Nach den SPÖ-Niederlagen gerät Kanzler Faymann von zwei Seiten unter Druck.

Wien (OTS) - Kanzler Werner Faymann gerät nach den Wahlniederlagen
immer mehr in die Zange zwischen SPÖ-Basis und ÖVP.
Aus seiner eigenen Partei steigt der Druck, "das Profil zu
schärfen". Konkret gemeint ist damit, ein stetig wachsendes Paket an
"Reichen"-Steuern einzuführen: Banken, Aktienbesitzer, Stiftungen
und Konzerne müssen bluten. Die SPÖ wird vom Kanzler verlangen,
möglichst viel davon in der Regierung im Zuge der Budgetsanierung
umzusetzen. Und bei welcher Gelegenheit sie das verlangen wird, ist
auch absehbar: auf dem Bundesparteitag im Juni. Faymann wird seiner
Partei entgegenkommen müssen, damit der Parteitag nicht zu einer
Abrechnung mit ihrem Vorsitzenden gerät.
Die gegenläufige Zangenbewegung vollführt Finanzminister Josef
Pröll.
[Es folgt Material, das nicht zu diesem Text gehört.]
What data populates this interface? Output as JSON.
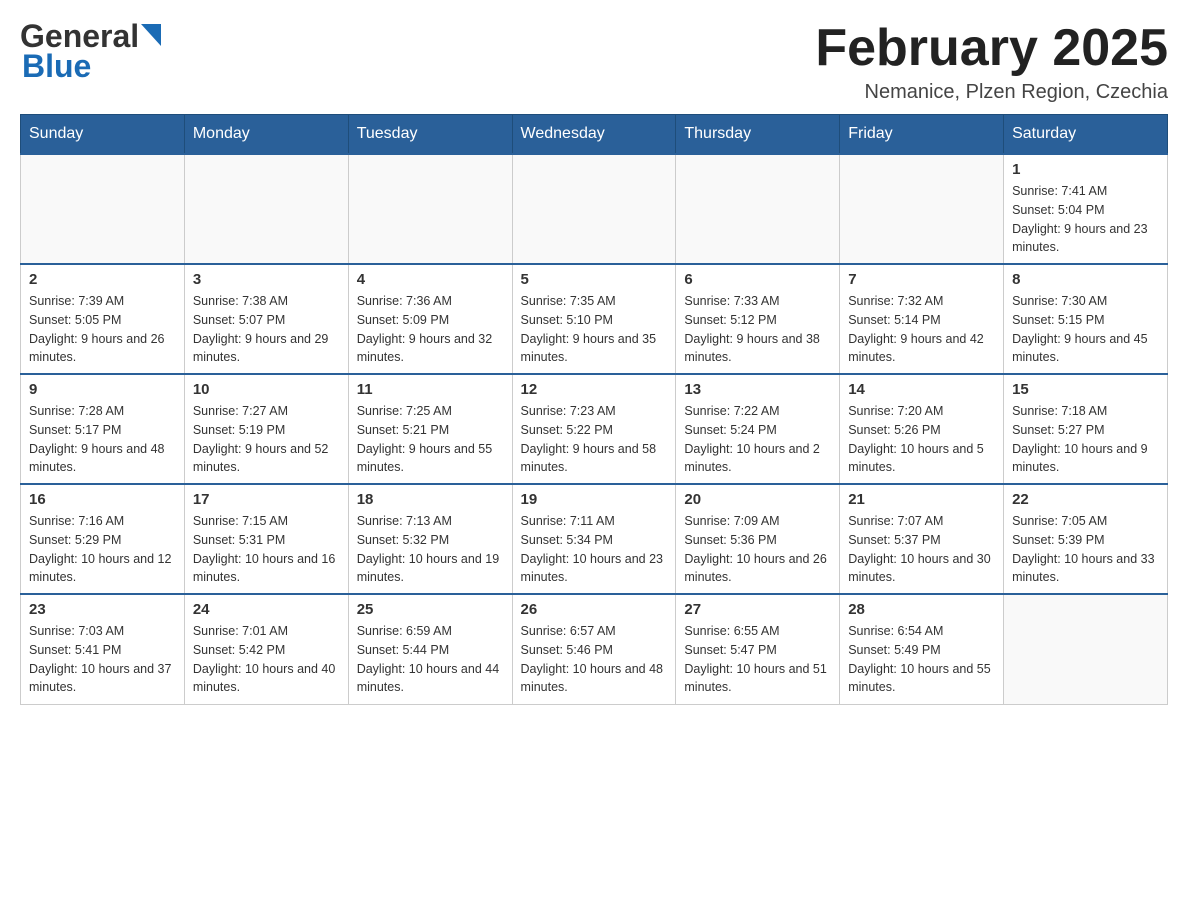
{
  "header": {
    "logo_general": "General",
    "logo_blue": "Blue",
    "month_title": "February 2025",
    "subtitle": "Nemanice, Plzen Region, Czechia"
  },
  "weekdays": [
    "Sunday",
    "Monday",
    "Tuesday",
    "Wednesday",
    "Thursday",
    "Friday",
    "Saturday"
  ],
  "weeks": [
    [
      {
        "day": "",
        "sunrise": "",
        "sunset": "",
        "daylight": ""
      },
      {
        "day": "",
        "sunrise": "",
        "sunset": "",
        "daylight": ""
      },
      {
        "day": "",
        "sunrise": "",
        "sunset": "",
        "daylight": ""
      },
      {
        "day": "",
        "sunrise": "",
        "sunset": "",
        "daylight": ""
      },
      {
        "day": "",
        "sunrise": "",
        "sunset": "",
        "daylight": ""
      },
      {
        "day": "",
        "sunrise": "",
        "sunset": "",
        "daylight": ""
      },
      {
        "day": "1",
        "sunrise": "Sunrise: 7:41 AM",
        "sunset": "Sunset: 5:04 PM",
        "daylight": "Daylight: 9 hours and 23 minutes."
      }
    ],
    [
      {
        "day": "2",
        "sunrise": "Sunrise: 7:39 AM",
        "sunset": "Sunset: 5:05 PM",
        "daylight": "Daylight: 9 hours and 26 minutes."
      },
      {
        "day": "3",
        "sunrise": "Sunrise: 7:38 AM",
        "sunset": "Sunset: 5:07 PM",
        "daylight": "Daylight: 9 hours and 29 minutes."
      },
      {
        "day": "4",
        "sunrise": "Sunrise: 7:36 AM",
        "sunset": "Sunset: 5:09 PM",
        "daylight": "Daylight: 9 hours and 32 minutes."
      },
      {
        "day": "5",
        "sunrise": "Sunrise: 7:35 AM",
        "sunset": "Sunset: 5:10 PM",
        "daylight": "Daylight: 9 hours and 35 minutes."
      },
      {
        "day": "6",
        "sunrise": "Sunrise: 7:33 AM",
        "sunset": "Sunset: 5:12 PM",
        "daylight": "Daylight: 9 hours and 38 minutes."
      },
      {
        "day": "7",
        "sunrise": "Sunrise: 7:32 AM",
        "sunset": "Sunset: 5:14 PM",
        "daylight": "Daylight: 9 hours and 42 minutes."
      },
      {
        "day": "8",
        "sunrise": "Sunrise: 7:30 AM",
        "sunset": "Sunset: 5:15 PM",
        "daylight": "Daylight: 9 hours and 45 minutes."
      }
    ],
    [
      {
        "day": "9",
        "sunrise": "Sunrise: 7:28 AM",
        "sunset": "Sunset: 5:17 PM",
        "daylight": "Daylight: 9 hours and 48 minutes."
      },
      {
        "day": "10",
        "sunrise": "Sunrise: 7:27 AM",
        "sunset": "Sunset: 5:19 PM",
        "daylight": "Daylight: 9 hours and 52 minutes."
      },
      {
        "day": "11",
        "sunrise": "Sunrise: 7:25 AM",
        "sunset": "Sunset: 5:21 PM",
        "daylight": "Daylight: 9 hours and 55 minutes."
      },
      {
        "day": "12",
        "sunrise": "Sunrise: 7:23 AM",
        "sunset": "Sunset: 5:22 PM",
        "daylight": "Daylight: 9 hours and 58 minutes."
      },
      {
        "day": "13",
        "sunrise": "Sunrise: 7:22 AM",
        "sunset": "Sunset: 5:24 PM",
        "daylight": "Daylight: 10 hours and 2 minutes."
      },
      {
        "day": "14",
        "sunrise": "Sunrise: 7:20 AM",
        "sunset": "Sunset: 5:26 PM",
        "daylight": "Daylight: 10 hours and 5 minutes."
      },
      {
        "day": "15",
        "sunrise": "Sunrise: 7:18 AM",
        "sunset": "Sunset: 5:27 PM",
        "daylight": "Daylight: 10 hours and 9 minutes."
      }
    ],
    [
      {
        "day": "16",
        "sunrise": "Sunrise: 7:16 AM",
        "sunset": "Sunset: 5:29 PM",
        "daylight": "Daylight: 10 hours and 12 minutes."
      },
      {
        "day": "17",
        "sunrise": "Sunrise: 7:15 AM",
        "sunset": "Sunset: 5:31 PM",
        "daylight": "Daylight: 10 hours and 16 minutes."
      },
      {
        "day": "18",
        "sunrise": "Sunrise: 7:13 AM",
        "sunset": "Sunset: 5:32 PM",
        "daylight": "Daylight: 10 hours and 19 minutes."
      },
      {
        "day": "19",
        "sunrise": "Sunrise: 7:11 AM",
        "sunset": "Sunset: 5:34 PM",
        "daylight": "Daylight: 10 hours and 23 minutes."
      },
      {
        "day": "20",
        "sunrise": "Sunrise: 7:09 AM",
        "sunset": "Sunset: 5:36 PM",
        "daylight": "Daylight: 10 hours and 26 minutes."
      },
      {
        "day": "21",
        "sunrise": "Sunrise: 7:07 AM",
        "sunset": "Sunset: 5:37 PM",
        "daylight": "Daylight: 10 hours and 30 minutes."
      },
      {
        "day": "22",
        "sunrise": "Sunrise: 7:05 AM",
        "sunset": "Sunset: 5:39 PM",
        "daylight": "Daylight: 10 hours and 33 minutes."
      }
    ],
    [
      {
        "day": "23",
        "sunrise": "Sunrise: 7:03 AM",
        "sunset": "Sunset: 5:41 PM",
        "daylight": "Daylight: 10 hours and 37 minutes."
      },
      {
        "day": "24",
        "sunrise": "Sunrise: 7:01 AM",
        "sunset": "Sunset: 5:42 PM",
        "daylight": "Daylight: 10 hours and 40 minutes."
      },
      {
        "day": "25",
        "sunrise": "Sunrise: 6:59 AM",
        "sunset": "Sunset: 5:44 PM",
        "daylight": "Daylight: 10 hours and 44 minutes."
      },
      {
        "day": "26",
        "sunrise": "Sunrise: 6:57 AM",
        "sunset": "Sunset: 5:46 PM",
        "daylight": "Daylight: 10 hours and 48 minutes."
      },
      {
        "day": "27",
        "sunrise": "Sunrise: 6:55 AM",
        "sunset": "Sunset: 5:47 PM",
        "daylight": "Daylight: 10 hours and 51 minutes."
      },
      {
        "day": "28",
        "sunrise": "Sunrise: 6:54 AM",
        "sunset": "Sunset: 5:49 PM",
        "daylight": "Daylight: 10 hours and 55 minutes."
      },
      {
        "day": "",
        "sunrise": "",
        "sunset": "",
        "daylight": ""
      }
    ]
  ]
}
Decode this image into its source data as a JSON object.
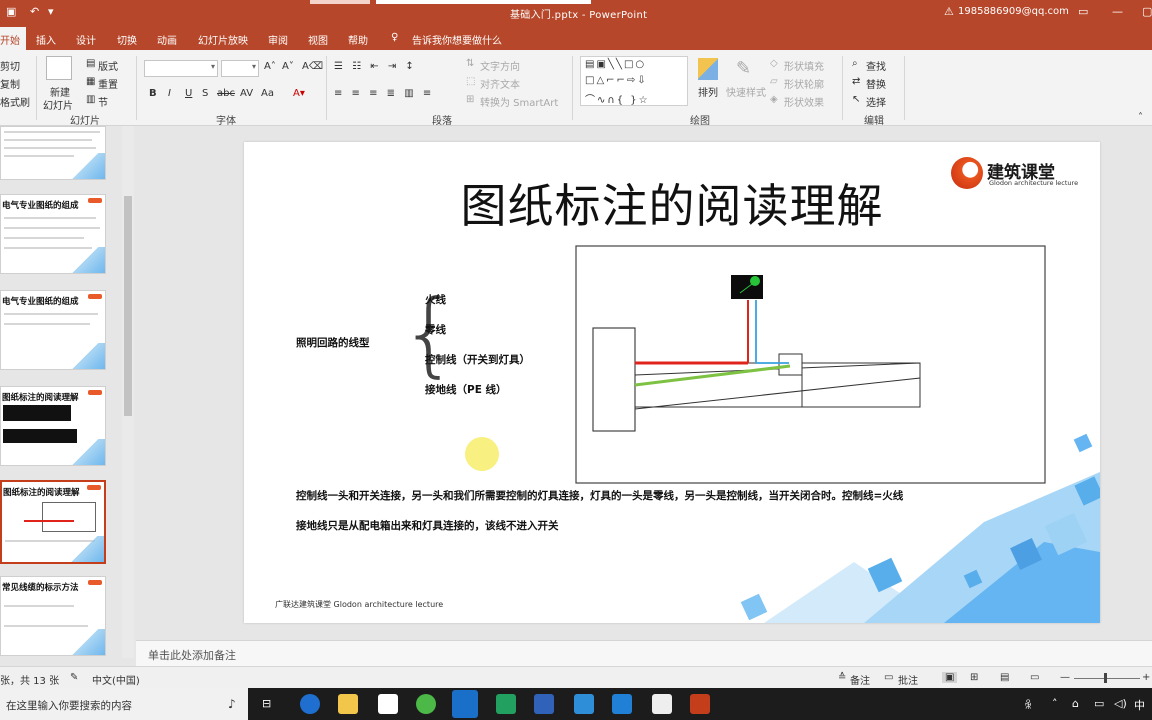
{
  "titlebar": {
    "document": "基础入门.pptx - PowerPoint",
    "account": "1985886909@qq.com"
  },
  "tabs": [
    {
      "label": "开始",
      "active": true
    },
    {
      "label": "插入"
    },
    {
      "label": "设计"
    },
    {
      "label": "切换"
    },
    {
      "label": "动画"
    },
    {
      "label": "幻灯片放映"
    },
    {
      "label": "审阅"
    },
    {
      "label": "视图"
    },
    {
      "label": "帮助"
    },
    {
      "label": "告诉我你想要做什么"
    }
  ],
  "ribbon": {
    "clipboard": {
      "cut": "剪切",
      "copy": "复制",
      "format": "格式刷"
    },
    "slides": {
      "new_slide_1": "新建",
      "new_slide_2": "幻灯片",
      "layout": "版式",
      "reset": "重置",
      "section": "节",
      "group": "幻灯片"
    },
    "font": {
      "group": "字体",
      "bold": "B",
      "italic": "I",
      "underline": "U",
      "shadow": "S",
      "strike": "abc",
      "spacing": "AV",
      "case": "Aa"
    },
    "paragraph": {
      "group": "段落",
      "text_direction": "文字方向",
      "align_text": "对齐文本",
      "smartart": "转换为 SmartArt"
    },
    "drawing": {
      "group": "绘图",
      "arrange": "排列",
      "quick_styles": "快速样式",
      "fill": "形状填充",
      "outline": "形状轮廓",
      "effects": "形状效果"
    },
    "editing": {
      "group": "编辑",
      "find": "查找",
      "replace": "替换",
      "select": "选择"
    }
  },
  "thumbnails": [
    {
      "title": ""
    },
    {
      "title": "电气专业图纸的组成"
    },
    {
      "title": "电气专业图纸的组成"
    },
    {
      "title": "图纸标注的阅读理解"
    },
    {
      "title": "图纸标注的阅读理解",
      "selected": true
    },
    {
      "title": "常见线缆的标示方法"
    }
  ],
  "slide": {
    "title": "图纸标注的阅读理解",
    "logo_name": "建筑课堂",
    "logo_sub": "Glodon architecture lecture",
    "circuit_label": "照明回路的线型",
    "lines": [
      "火线",
      "零线",
      "控制线（开关到灯具）",
      "接地线（PE 线）"
    ],
    "note1": "控制线一头和开关连接，另一头和我们所需要控制的灯具连接，灯具的一头是零线，另一头是控制线，当开关闭合时。控制线=火线",
    "note2": "接地线只是从配电箱出来和灯具连接的，该线不进入开关",
    "footer": "广联达建筑课堂   Glodon  architecture  lecture",
    "colors": {
      "live": "#e0241b",
      "neutral": "#3aa0e0",
      "earth": "#7dc242",
      "lamp_dot": "#27c43a"
    }
  },
  "notes_placeholder": "单击此处添加备注",
  "status": {
    "slide_count": "张，共 13 张",
    "language": "中文(中国)",
    "notes": "备注",
    "comments": "批注"
  },
  "taskbar": {
    "search_placeholder": "在这里输入你要搜索的内容",
    "ime": "中"
  }
}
Der ÖVP-Chef akzeptiert zwar Banken- und Spekulationssteuern,
deponiert aber ein Njet zur Verschärfung von Stiftungs- und
Gruppenbesteuerung, weil diese seiner Ansicht nach Arbeitsplätze und
Wirtschaftsstandort gefährden würde.
Was nun? Gibt Faymann der ÖVP nach, verärgert er seine SPÖ. Geht
er auf Konfrontation zur ÖVP, wird er seiner Maxime untreu, wonach in
der Regierung nicht gestritten werden darf. Irgendwie läuft da was
daneben.

Rückfragehinweis:
KURIER, Innenpolitik
Tel.: (01) 52 100/2649
mailto:[email protected]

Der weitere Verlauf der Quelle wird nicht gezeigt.